Golub Capital BDC, Inc. (GBDC)

F1Q 2012 Earnings Conference Call

December 9, 2011 1:00 pm ET


David B. Golub – Chief Executive Officer and Director

Ross A. Teune – Chief Financial Officer and Treasurer


Greg Mason – Stifel Nicolaus & Company

Joel Houck – Wells Fargo Securities, LLC

Heath Ritchie – Delphi Management

David Miyazaki – Confluence Investment Management

John Rogers – Janney Montgomery Scott

Ross Haberman – Haberman Management



Good afternoon, welcome to the Golub BDC Inc. September 30, 2011 quarterly and Fiscal Year and Earnings Conference Call.

Before we begin, I would like to take a moment to remind our listeners that remarks made during this call may contain forward-looking statements within the meaning of the Private Securities Litigation Reform Act of 1995. Statements other than the statements of historical facts made during this call may constitute forward-looking statements and are not guarantees of future performance or results and involve a number of risks and uncertainties. Actual results may differ materially from those in the forward-looking statements as a result of a number of factors, including those described from time-to-time in the Golub Capital BDC, Inc.’s filings with the Securities and Exchange Commission.

For a slide presentation that we intend to refer to on the earnings conference call, please visit the Events and Presentations link on the homepage of our website, www.golubcapitalbdc.com and click on the Investor Presentation’s link to find the September 30, 2011 investor presentation.
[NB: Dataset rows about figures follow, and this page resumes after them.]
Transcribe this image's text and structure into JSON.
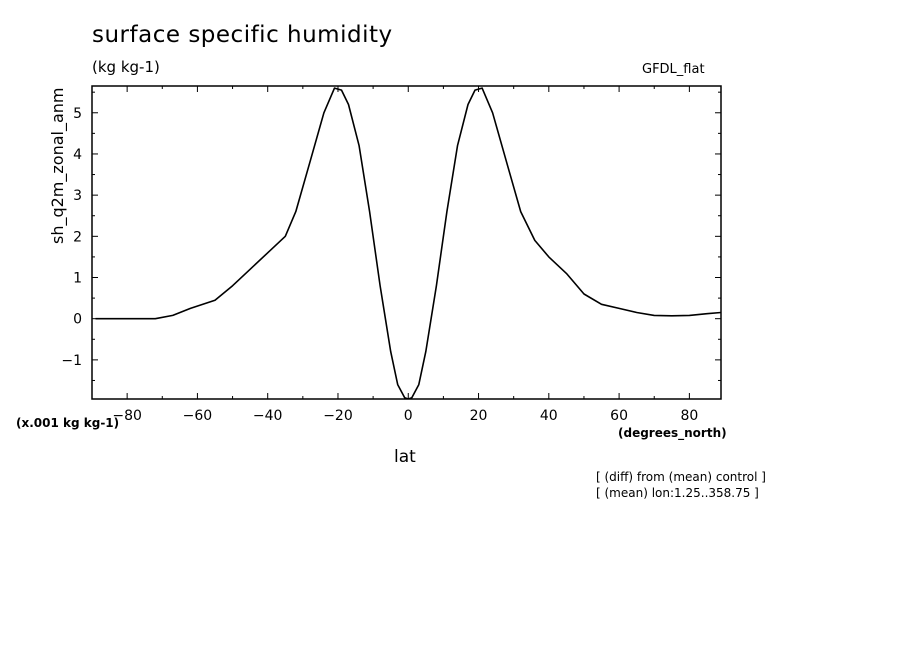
{
  "header": {
    "title": "surface specific humidity",
    "units": "(kg kg-1)",
    "model": "GFDL_flat"
  },
  "axes": {
    "ylabel": "sh_q2m_zonal_anm",
    "scale_note": "(x.001 kg kg-1)",
    "xlabel": "lat",
    "xunits": "(degrees_north)"
  },
  "notes": [
    "[ (diff) from (mean) control ]",
    "[ (mean) lon:1.25..358.75 ]"
  ],
  "chart_data": {
    "type": "line",
    "title": "surface specific humidity",
    "xlabel": "lat",
    "ylabel": "sh_q2m_zonal_anm",
    "xlim": [
      -90,
      89
    ],
    "ylim": [
      -1.95,
      5.65
    ],
    "xticks": [
      -80,
      -60,
      -40,
      -20,
      0,
      20,
      40,
      60,
      80
    ],
    "yticks": [
      -1,
      0,
      1,
      2,
      3,
      4,
      5
    ],
    "grid": false,
    "series": [
      {
        "x": [
          -89,
          -80,
          -72,
          -67,
          -62,
          -55,
          -50,
          -45,
          -40,
          -35,
          -32,
          -28,
          -24,
          -21,
          -19,
          -17,
          -14,
          -11,
          -8,
          -5,
          -3,
          -1,
          0,
          1,
          3,
          5,
          8,
          11,
          14,
          17,
          19,
          21,
          24,
          28,
          32,
          36,
          40,
          45,
          50,
          55,
          60,
          65,
          70,
          75,
          80,
          85,
          89
        ],
        "y": [
          0,
          0,
          0,
          0.08,
          0.25,
          0.45,
          0.8,
          1.2,
          1.6,
          2.0,
          2.6,
          3.8,
          5.0,
          5.6,
          5.55,
          5.2,
          4.2,
          2.6,
          0.8,
          -0.8,
          -1.6,
          -1.92,
          -1.95,
          -1.92,
          -1.6,
          -0.8,
          0.8,
          2.6,
          4.2,
          5.2,
          5.55,
          5.6,
          5.0,
          3.8,
          2.6,
          1.9,
          1.5,
          1.1,
          0.6,
          0.35,
          0.25,
          0.15,
          0.08,
          0.07,
          0.08,
          0.12,
          0.15
        ]
      }
    ]
  }
}
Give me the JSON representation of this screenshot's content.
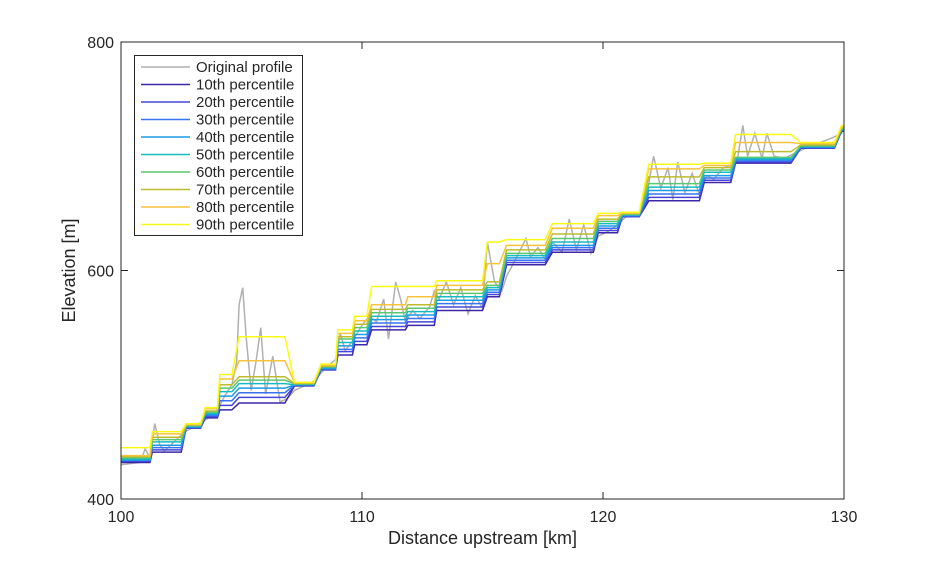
{
  "chart_data": {
    "type": "line",
    "title": "",
    "xlabel": "Distance upstream [km]",
    "ylabel": "Elevation [m]",
    "xlim": [
      100,
      130
    ],
    "ylim": [
      400,
      800
    ],
    "xticks": [
      100,
      110,
      120,
      130
    ],
    "yticks": [
      400,
      600,
      800
    ],
    "grid": false,
    "legend_position": "top-left",
    "original_profile": {
      "name": "Original profile",
      "color": "#b0b0b0",
      "x": [
        100,
        100.8,
        101.0,
        101.2,
        101.4,
        101.6,
        101.8,
        102.2,
        102.6,
        103.0,
        103.4,
        103.7,
        104.0,
        104.3,
        104.6,
        104.8,
        104.9,
        105.05,
        105.2,
        105.4,
        105.6,
        105.8,
        106.0,
        106.3,
        106.6,
        106.9,
        107.2,
        107.5,
        108.0,
        108.5,
        108.9,
        109.1,
        109.3,
        109.6,
        110.0,
        110.3,
        110.6,
        110.9,
        111.1,
        111.4,
        111.6,
        111.8,
        112.1,
        112.4,
        112.8,
        113.0,
        113.2,
        113.5,
        113.8,
        114.1,
        114.4,
        114.7,
        115.0,
        115.2,
        115.5,
        115.8,
        116.0,
        116.3,
        116.5,
        116.8,
        117.0,
        117.3,
        117.6,
        117.9,
        118.3,
        118.6,
        118.9,
        119.2,
        119.5,
        119.8,
        120.2,
        120.6,
        121.0,
        121.5,
        121.8,
        122.1,
        122.4,
        122.7,
        122.9,
        123.1,
        123.4,
        123.7,
        124.0,
        124.3,
        124.6,
        125.0,
        125.3,
        125.6,
        125.8,
        126.0,
        126.3,
        126.6,
        126.8,
        127.1,
        127.5,
        128.0,
        128.5,
        129.0,
        129.5,
        129.9,
        130
      ],
      "y": [
        430,
        432,
        444,
        436,
        466,
        448,
        442,
        450,
        458,
        463,
        468,
        472,
        478,
        490,
        500,
        520,
        570,
        585,
        540,
        495,
        520,
        550,
        492,
        525,
        485,
        488,
        495,
        498,
        503,
        515,
        522,
        545,
        530,
        538,
        552,
        560,
        555,
        575,
        540,
        590,
        575,
        555,
        565,
        558,
        568,
        582,
        575,
        590,
        570,
        585,
        562,
        578,
        567,
        625,
        590,
        582,
        595,
        607,
        615,
        628,
        612,
        620,
        610,
        625,
        616,
        645,
        618,
        640,
        615,
        630,
        634,
        640,
        648,
        650,
        665,
        700,
        672,
        690,
        662,
        695,
        668,
        685,
        666,
        683,
        680,
        690,
        692,
        700,
        727,
        700,
        720,
        698,
        720,
        700,
        698,
        703,
        708,
        712,
        716,
        720,
        726
      ]
    },
    "segments_km": [
      [
        100,
        101.2
      ],
      [
        101.3,
        102.5
      ],
      [
        102.7,
        103.3
      ],
      [
        103.5,
        104.0
      ],
      [
        104.1,
        104.6
      ],
      [
        104.9,
        106.8
      ],
      [
        107.2,
        108.0
      ],
      [
        108.3,
        108.9
      ],
      [
        109.0,
        109.6
      ],
      [
        109.7,
        110.2
      ],
      [
        110.4,
        111.8
      ],
      [
        111.9,
        113.0
      ],
      [
        113.1,
        115.0
      ],
      [
        115.2,
        115.7
      ],
      [
        116.0,
        117.6
      ],
      [
        117.9,
        119.6
      ],
      [
        119.8,
        120.6
      ],
      [
        120.8,
        121.5
      ],
      [
        121.9,
        124.0
      ],
      [
        124.2,
        125.3
      ],
      [
        125.5,
        127.8
      ],
      [
        128.2,
        129.6
      ],
      [
        129.9,
        130
      ]
    ],
    "series": [
      {
        "name": "10th percentile",
        "color": "#3e26a8",
        "values": [
          432,
          441,
          462,
          471,
          478,
          484,
          499,
          513,
          526,
          535,
          548,
          552,
          565,
          577,
          605,
          616,
          633,
          647,
          661,
          677,
          694,
          707,
          722
        ]
      },
      {
        "name": "20th percentile",
        "color": "#4746d8",
        "values": [
          433,
          443,
          462,
          472,
          482,
          489,
          499,
          513,
          529,
          538,
          551,
          555,
          568,
          579,
          607,
          618,
          635,
          647,
          664,
          679,
          695,
          707,
          722
        ]
      },
      {
        "name": "30th percentile",
        "color": "#3874f4",
        "values": [
          434,
          445,
          463,
          473,
          486,
          493,
          500,
          514,
          531,
          541,
          554,
          558,
          571,
          581,
          609,
          620,
          637,
          648,
          667,
          681,
          696,
          708,
          723
        ]
      },
      {
        "name": "40th percentile",
        "color": "#1c9ce6",
        "values": [
          434,
          447,
          463,
          474,
          490,
          497,
          500,
          514,
          534,
          544,
          557,
          561,
          574,
          583,
          611,
          622,
          639,
          648,
          670,
          683,
          697,
          708,
          723
        ]
      },
      {
        "name": "50th percentile",
        "color": "#17bcc0",
        "values": [
          435,
          450,
          464,
          475,
          494,
          501,
          500,
          515,
          537,
          547,
          560,
          564,
          577,
          585,
          613,
          625,
          641,
          649,
          673,
          686,
          698,
          709,
          724
        ]
      },
      {
        "name": "60th percentile",
        "color": "#5cc772",
        "values": [
          436,
          452,
          464,
          476,
          497,
          504,
          501,
          516,
          540,
          550,
          563,
          567,
          580,
          587,
          615,
          628,
          643,
          649,
          676,
          688,
          699,
          709,
          724
        ]
      },
      {
        "name": "70th percentile",
        "color": "#bcbc2e",
        "values": [
          437,
          454,
          465,
          477,
          500,
          507,
          501,
          516,
          542,
          553,
          566,
          570,
          583,
          590,
          618,
          632,
          645,
          650,
          682,
          690,
          704,
          710,
          725
        ]
      },
      {
        "name": "80th percentile",
        "color": "#f7c33c",
        "values": [
          438,
          457,
          465,
          479,
          505,
          521,
          502,
          517,
          545,
          556,
          570,
          577,
          587,
          606,
          622,
          637,
          648,
          650,
          689,
          692,
          712,
          711,
          726
        ]
      },
      {
        "name": "90th percentile",
        "color": "#f9fa14",
        "values": [
          445,
          459,
          466,
          480,
          509,
          542,
          502,
          518,
          548,
          560,
          586,
          586,
          591,
          625,
          627,
          641,
          650,
          651,
          693,
          694,
          719,
          712,
          727
        ]
      }
    ]
  }
}
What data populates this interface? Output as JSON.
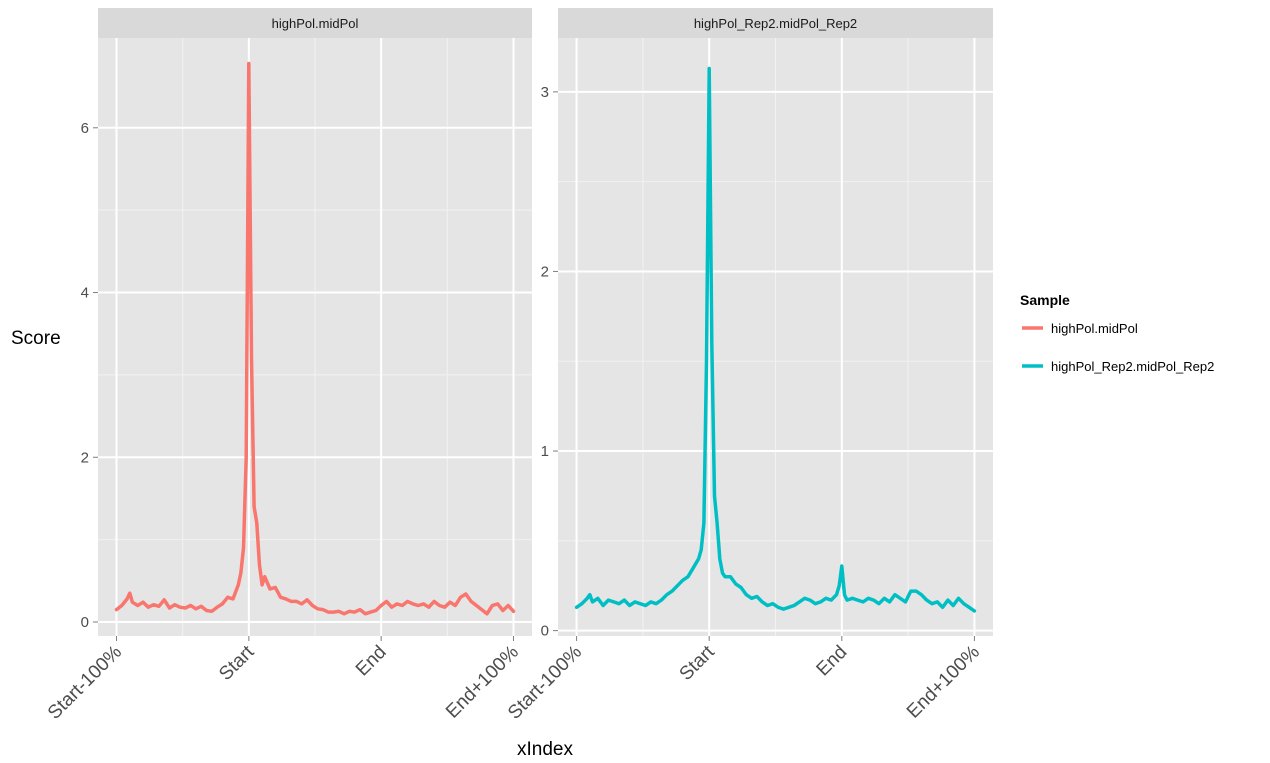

Golub Capital BDC’s earnings release is also available on the company’s website in the Investor Relations section. As a reminder, this conference is being recorded Friday, December 09, 2011.

I will now turn the call over to David Golub, Chief Executive Officer of Golub Capital BDC. Please proceed.

David B. Golub

Thank you, Suzy. Good afternoon, everybody and thanks for joining us today. I am joined today by Ross Teune, our Chief Financial Officer. I hope you’ve been able to review our earnings release in the investor presentation we posted on the website. Ross and I will be referring to this presentation throughout the call today.

I‘d like to start today by providing an overview of the September 30 financial results. Ross is then going to take you through the results in more detail. I’ll then come back and give you an update on new origination activity for the first two months of our first fiscal quarter for 2012, as well as to provide you with some information on that hedge that we put in place that affectively fixes the interest rate on our SBIC debentures that we’ve drawn, but where the ultimate rate on those debentures won't be determined until the March 2012 of SBA pooling date.

With that, let me get started. As highlighted on page one of the investor presentation, net investment income for the quarter ended September 30 with $6.5 million or $0.30 a share, as compared to $6 million or $0.28 a share for the quarter ended June 30.

The increase in net investment income was driven by both an increase in our weighted average earning investments of $15.1 million and an increase in our weighted average net investment spread of 20 basis points.

If we look at net increase and net assets or what I think of as net income for the quarter ended September 30, it was $3 million or $0.14 a share as compared to $6.5 million or $0.31 a share for the quarter ended June 30.

The decrease for the quarter ended September 30 was primarily a result of two factors. First was unrealized losses on investments of $1.8 million or $0.08 per share, which were caused by a combination of market yield adjustments and write-downs on two non-earning investments.

And the second factor was an unrealized loss of $1.7 million or $0.08 a share on the mark-to-market adjustments on the broadly syndicated bonds that are referenced in our total return swap. And I just want to highlight that the unrealized loss on the total returns swap has already partially reversed as of November 30. The appreciation on the total return swap is been roughly $1.4 million. So, $1.4 million of this $1.7 million loss in the September 30 quarter is already reversed.

Turning to page three of the investor presentation; new originations for the quarter totaled $60 million, that's down from $136 million in the June 30 quarter. We expected the decline, in fact, we talked about the expectation of a decline here in our last – in our call – earnings call. Originations were unusually high in the June 30 quarter. Prepayments also slowed during the quarter, and overall net fund's growth was $21 million for the quarter, about 5%.

As I've said in previous calls, one of our goals is to increase the percentage of investments in unitranche and junior debt in the portfolio and I’m pleased to report that we continue to make progress for that goal in the quarter ended September 30. Of our originations, 68% were in the unitranche product category and that allowed us to increase the overall percentage of unitranche investments in the portfolio from 35% of total investments at June 30 to 39% as of September 30. As I mentioned, our weighted average investments spread increased by 20 basis points this quarter in large part due to the shifting asset mix.

Given current market conditions, and I'm going to talk about this later, we continue to focus on unitranche investments. Having said that we have recently seen some compelling risk reward opportunities in subordinated debt and we closed several attractive sub-debt opportunities in the December 31 quarter. After Ross discusses the financial results in more detail, I'm going to come back and provide some additional color on new investment activity since the September 30 quarter-end.